Broadband providers should allow customers to compare the estimated broadband speed they can receive direct to their home rather than to their postcode, the Local Government Association (LGA) has said.

The LGA believes that Ofcom should have the power to request address level data from providers in order to monitor the accuracy of speed predictions and for third parties to have access to live data on household speeds to present accurate comparisons to consumers.

At present, there is no one place that consumers can compare side by side estimates of the broadband speeds that providers could supply to their home, receiving only postcode estimates.

The LGA has recently campaigned for greater transparency for broadband users by calling for a change to the rules which allow providers to promote ‘up to’ download speeds if they can demonstrate that just 10 per cent of their customers can achieve them.

As part of the Bill, the Government will also give everybody the legal right to request a broadband connection capable of delivering a minimum download speed of 10Mbps by 2020.

As part of the Digital Economy Bill, due to have its second reading in Parliament on 13 September, the government will also give everybody the legal right to request a broadband connection capable of delivering a minimum download speed of 10Mbps by 2020.

Cllr Mark Hawthorne, chairman of the LGA's People and Places Board, said: "Good digital connectivity is a vital element of everyday life for residents.
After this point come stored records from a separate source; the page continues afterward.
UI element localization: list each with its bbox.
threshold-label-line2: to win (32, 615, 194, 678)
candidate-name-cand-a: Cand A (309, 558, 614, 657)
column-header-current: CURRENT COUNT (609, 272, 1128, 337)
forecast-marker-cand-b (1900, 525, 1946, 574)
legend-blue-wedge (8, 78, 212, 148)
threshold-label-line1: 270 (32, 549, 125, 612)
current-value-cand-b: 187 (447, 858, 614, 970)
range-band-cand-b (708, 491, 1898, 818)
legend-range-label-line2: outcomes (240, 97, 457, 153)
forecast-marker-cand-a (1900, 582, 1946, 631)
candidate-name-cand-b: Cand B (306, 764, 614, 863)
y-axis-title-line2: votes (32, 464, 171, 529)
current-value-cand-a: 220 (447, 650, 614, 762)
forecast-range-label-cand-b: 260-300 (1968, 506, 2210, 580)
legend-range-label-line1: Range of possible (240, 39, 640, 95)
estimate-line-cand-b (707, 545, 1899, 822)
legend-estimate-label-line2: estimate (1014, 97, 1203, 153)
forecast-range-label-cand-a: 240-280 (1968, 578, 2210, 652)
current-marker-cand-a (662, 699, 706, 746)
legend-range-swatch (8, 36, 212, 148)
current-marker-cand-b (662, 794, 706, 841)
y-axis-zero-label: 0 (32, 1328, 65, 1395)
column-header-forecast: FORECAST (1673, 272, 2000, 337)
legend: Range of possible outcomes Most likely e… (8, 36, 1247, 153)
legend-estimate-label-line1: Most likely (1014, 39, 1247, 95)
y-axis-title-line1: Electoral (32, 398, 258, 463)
As central and local government services increasingly become ‘digital by default', more people will need to have faster and more reliable speeds.

"The quality of digital connectivity can be markedly different from area to area with some households being able to access superfast broadband speeds whilst others can only achieve substantially less. We support the government's aims to allow Ofcom to demand providers open up their premises-level data on broadband so that residents can more easily compare who will provide the best service to their home - not just their postcode, which can often be inaccurate."